Nearly every generation rebels against their parents in some way, even with subtleties. To me, the most notable rebellion is what resulted in the hippies of the late 1960s. And, I think we are due for another generation of hippies. But, the next generation of hippies won’t necessarily be dancing around half-baked at a rain swelled muddy concert at Woodstock.
They will be rejecting what their parents embraced. The next generation of hippies will seek authenticity. They won’t want to be used as a poster child for their parent’s perfection in the form of a social media post.
The next generation of hippies will reject a life based on the volume of social media views, shares, and likes validated by peer approval. Maybe our children of today will grow up to be the parents who play board games with their kids during a hiking or canoeing trip, excluding themselves from technology for a greater duration than their parents. And, they won’t share their experience with anyone else but the people present. Yes, no photo will appear on the internet! Odd, isn’t it? Only those present will ever know that it happened. But, it will be their moment; their memory to reflect on for a lifetime. And, they will talk about it. All of the things that happened that made that moment memorable. They will laugh about it and talk about it for decades to come.
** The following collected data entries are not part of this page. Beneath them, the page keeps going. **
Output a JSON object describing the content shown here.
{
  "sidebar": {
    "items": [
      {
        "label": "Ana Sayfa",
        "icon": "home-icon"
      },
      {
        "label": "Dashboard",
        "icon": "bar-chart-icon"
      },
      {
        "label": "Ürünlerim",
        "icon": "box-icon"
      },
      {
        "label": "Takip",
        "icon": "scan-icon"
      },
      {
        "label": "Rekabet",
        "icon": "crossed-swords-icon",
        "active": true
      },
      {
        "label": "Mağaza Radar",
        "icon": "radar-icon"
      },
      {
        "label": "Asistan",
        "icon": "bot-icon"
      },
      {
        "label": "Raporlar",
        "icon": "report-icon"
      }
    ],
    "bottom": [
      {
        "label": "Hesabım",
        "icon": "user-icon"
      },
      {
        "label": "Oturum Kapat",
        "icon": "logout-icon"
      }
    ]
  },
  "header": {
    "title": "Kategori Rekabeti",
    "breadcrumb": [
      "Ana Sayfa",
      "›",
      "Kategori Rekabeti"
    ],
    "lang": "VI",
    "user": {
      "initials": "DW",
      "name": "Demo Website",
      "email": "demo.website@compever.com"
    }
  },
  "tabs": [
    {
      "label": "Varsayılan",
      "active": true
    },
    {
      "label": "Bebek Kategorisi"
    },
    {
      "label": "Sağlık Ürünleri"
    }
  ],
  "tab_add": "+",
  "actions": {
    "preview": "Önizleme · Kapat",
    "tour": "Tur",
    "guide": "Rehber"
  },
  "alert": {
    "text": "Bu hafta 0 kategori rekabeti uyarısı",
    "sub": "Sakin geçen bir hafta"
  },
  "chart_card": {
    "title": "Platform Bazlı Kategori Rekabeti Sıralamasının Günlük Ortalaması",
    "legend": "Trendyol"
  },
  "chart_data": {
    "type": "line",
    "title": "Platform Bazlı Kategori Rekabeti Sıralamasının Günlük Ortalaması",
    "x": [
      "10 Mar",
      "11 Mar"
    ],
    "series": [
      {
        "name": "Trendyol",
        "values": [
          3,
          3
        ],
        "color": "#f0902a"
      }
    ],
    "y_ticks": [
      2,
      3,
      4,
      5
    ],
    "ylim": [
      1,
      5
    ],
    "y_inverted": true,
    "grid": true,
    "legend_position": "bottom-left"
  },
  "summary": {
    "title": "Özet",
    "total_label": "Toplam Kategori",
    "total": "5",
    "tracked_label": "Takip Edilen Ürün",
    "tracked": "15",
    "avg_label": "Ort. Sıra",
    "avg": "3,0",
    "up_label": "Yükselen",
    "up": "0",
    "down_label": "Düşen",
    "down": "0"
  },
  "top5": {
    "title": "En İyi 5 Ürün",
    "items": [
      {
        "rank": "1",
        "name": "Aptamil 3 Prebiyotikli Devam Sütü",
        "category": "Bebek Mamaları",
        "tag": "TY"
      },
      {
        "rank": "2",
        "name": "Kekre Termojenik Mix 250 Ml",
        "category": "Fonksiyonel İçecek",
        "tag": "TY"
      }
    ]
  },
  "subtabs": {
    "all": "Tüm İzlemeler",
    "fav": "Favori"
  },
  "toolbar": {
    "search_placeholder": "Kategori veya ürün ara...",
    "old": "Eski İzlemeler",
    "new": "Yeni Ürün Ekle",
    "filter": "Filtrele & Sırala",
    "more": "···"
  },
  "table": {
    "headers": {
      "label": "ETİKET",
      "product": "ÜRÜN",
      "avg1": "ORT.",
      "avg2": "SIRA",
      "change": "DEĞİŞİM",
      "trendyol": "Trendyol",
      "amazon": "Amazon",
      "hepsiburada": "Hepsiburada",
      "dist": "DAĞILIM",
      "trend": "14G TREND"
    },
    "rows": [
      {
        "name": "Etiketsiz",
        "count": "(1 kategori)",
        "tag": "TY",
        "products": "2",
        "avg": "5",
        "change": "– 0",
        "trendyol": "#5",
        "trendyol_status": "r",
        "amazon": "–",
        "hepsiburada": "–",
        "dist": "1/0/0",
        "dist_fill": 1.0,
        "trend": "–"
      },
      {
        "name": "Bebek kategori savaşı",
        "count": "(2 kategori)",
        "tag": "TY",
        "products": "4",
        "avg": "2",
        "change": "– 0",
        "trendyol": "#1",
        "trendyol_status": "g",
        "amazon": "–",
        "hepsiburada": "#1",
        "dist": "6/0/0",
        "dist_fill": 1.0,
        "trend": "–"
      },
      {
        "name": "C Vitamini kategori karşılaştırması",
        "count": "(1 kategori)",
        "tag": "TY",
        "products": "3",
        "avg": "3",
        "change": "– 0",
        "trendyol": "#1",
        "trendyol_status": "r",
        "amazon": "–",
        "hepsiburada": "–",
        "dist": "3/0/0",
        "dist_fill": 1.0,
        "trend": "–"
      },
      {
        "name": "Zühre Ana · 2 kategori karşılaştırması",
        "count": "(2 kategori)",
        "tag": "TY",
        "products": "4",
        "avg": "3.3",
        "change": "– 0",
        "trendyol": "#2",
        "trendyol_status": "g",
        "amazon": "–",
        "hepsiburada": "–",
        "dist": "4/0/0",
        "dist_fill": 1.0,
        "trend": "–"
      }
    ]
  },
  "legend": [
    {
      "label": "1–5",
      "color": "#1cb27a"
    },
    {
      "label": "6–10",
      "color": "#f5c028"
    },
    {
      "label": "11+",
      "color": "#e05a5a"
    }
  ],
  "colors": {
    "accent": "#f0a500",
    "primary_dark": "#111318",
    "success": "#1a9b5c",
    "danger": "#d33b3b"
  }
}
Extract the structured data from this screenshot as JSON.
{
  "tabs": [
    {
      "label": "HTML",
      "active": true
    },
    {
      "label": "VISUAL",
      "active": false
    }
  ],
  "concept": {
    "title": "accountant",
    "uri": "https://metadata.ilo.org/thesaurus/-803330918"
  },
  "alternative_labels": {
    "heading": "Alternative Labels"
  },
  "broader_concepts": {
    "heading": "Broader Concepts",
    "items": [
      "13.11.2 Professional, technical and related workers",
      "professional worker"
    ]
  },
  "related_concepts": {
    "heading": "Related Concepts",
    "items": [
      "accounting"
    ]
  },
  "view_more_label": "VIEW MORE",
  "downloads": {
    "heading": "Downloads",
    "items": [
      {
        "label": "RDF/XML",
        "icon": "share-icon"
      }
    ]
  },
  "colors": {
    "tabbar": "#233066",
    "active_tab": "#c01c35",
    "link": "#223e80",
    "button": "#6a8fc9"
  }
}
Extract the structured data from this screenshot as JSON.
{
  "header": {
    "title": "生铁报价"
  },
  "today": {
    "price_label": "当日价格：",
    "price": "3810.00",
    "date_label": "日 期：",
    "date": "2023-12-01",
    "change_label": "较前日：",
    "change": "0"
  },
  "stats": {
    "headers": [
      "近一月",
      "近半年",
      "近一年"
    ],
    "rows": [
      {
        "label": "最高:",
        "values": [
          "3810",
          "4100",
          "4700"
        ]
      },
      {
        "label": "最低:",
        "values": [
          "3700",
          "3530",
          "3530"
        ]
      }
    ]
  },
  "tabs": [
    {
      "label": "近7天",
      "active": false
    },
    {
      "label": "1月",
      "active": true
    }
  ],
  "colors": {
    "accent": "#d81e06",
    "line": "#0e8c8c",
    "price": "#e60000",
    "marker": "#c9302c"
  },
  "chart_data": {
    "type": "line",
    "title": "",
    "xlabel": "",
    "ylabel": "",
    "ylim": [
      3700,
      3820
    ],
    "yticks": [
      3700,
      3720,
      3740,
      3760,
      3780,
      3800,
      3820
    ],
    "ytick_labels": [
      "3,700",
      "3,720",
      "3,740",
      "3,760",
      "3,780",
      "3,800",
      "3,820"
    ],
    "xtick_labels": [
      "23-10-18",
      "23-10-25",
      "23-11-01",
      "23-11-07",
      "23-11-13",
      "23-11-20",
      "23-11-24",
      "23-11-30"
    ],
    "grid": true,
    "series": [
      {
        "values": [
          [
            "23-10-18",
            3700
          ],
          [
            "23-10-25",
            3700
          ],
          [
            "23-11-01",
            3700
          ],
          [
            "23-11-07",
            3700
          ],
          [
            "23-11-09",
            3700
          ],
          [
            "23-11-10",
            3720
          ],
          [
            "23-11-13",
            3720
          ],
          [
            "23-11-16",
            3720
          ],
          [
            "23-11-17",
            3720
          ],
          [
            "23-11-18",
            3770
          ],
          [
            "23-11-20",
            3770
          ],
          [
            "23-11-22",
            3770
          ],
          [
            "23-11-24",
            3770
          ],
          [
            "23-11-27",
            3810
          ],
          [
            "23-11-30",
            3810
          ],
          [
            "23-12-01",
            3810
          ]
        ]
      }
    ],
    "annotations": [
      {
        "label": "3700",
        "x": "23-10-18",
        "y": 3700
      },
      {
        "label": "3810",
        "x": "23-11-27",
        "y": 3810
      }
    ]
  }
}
Our next generation of hippies won’t care to share their experiences with the masses. They will own their experiences, and they won’t be for sale on social media platforms.
Kids and cellphones
As I mentioned in my previous commentary, children have been given access to technology at too young of an age.
Most of our children are not mature enough to handle what they have been provided with Smartphone technology.
Kids are joining Snapchat, Facebook (not so much), and Instagram — all with innocence. And, then there is texting.
Little do they know that they are exposing themselves to cyber-bullying, among other things. We have published stories about how schools and law enforcement are doing their best to address these issues. But, our school officials can only address that which they are made aware of — essentially doing their best to put out fires. Ultimately, it all comes back to the parents. All of us as parents are responsible for what we allow into the lives of our children.
I hear stories from parents of students throughout our region on a regular basis, and the issues we are facing in our schools are disturbing to say the least. While we are in a better place than bigger cities like Rochester, there is still reason for concern.
In our region, we have a story about a 13-year-old girl who received text messages and Snapchat messages from another student telling her she was “fat, ugly, and had so many zits that nobody would like her.”
Imagine if that was your daughter.
And, then there was another story I was told about a nine-year-old boy showing classmates in his classroom pornography on his phone. This is happening in our schools, and our kids are being exposed to this! Even if your child doesn’t have a cellphone, it’s the kid sitting next to him or her on the bus or in the classroom that is showing him or her something you would deem inappropriate.
Oddly enough, most schools have a policy about not allowing kids to wear hats in school, but administrations take no issue with kids bringing cellphones into the classroom. We have kids playing video games and taking photos for their Snapchat entertainment during classroom education time. This seems like a system failure to me. Again, I repeat, most schools have a policy about not allowing kids to wear hats in school, but administrations take no issue with kids bringing cellphones into the classroom?
Parents set a poor example
Parents have used technology like a babysitter. It’s not a healthy situation. Parents will hand Smartphones or tablets to their children to make them happy (keep them occupied). And, really, our children just want our attention. They want our time more than technology.
And, then there is the issue with parents showing up at youth sporting events and looking at their phones more than they are watching their children participate — the sole purpose they are supposed to be there. Apparently, whatever is on their phones is more important than their child. That’s the message they are sending, and their child takes notice.
When you walk into a restaurant and see a table full of people looking at cellphones with no acknowledgement of others at the table, that’s sad. I love to talk to people when we go out to eat, but maybe I’m just weird or old fashioned. From my perspective, cellphones should never be at the dinner table, whether at home or in a restaurant. You’re telling others at the table that there may be something more important on your phone than your time with them. That’s just plain rude.
I’m praying for a rebellion
I’m praying for our children. I’m praying that our children will be smarter than their parents. I’m praying for a rebellion.
Will the parents of today be acknowledged as the generation that neglected their children in favor of technology?
I hope our children figure out how to manage new technology in their lives without compromising the most important reason we exist on this planet — human interaction.
Steven Johnson says
How about if we all mind our own business and stop trying to control the actions of others. The sky isn’t falling, society isn’t crumbling, family structures are still intact. Children still play, bullying has happened since the beginning of time, and teenagers have been ignoring their parents equally as long. Don’t worry about how your neighbor, or fellow diner, is utilizing his time. None of your business. Worried about “the children”? Start a Teen Club, create a bike path…the potentials are endless.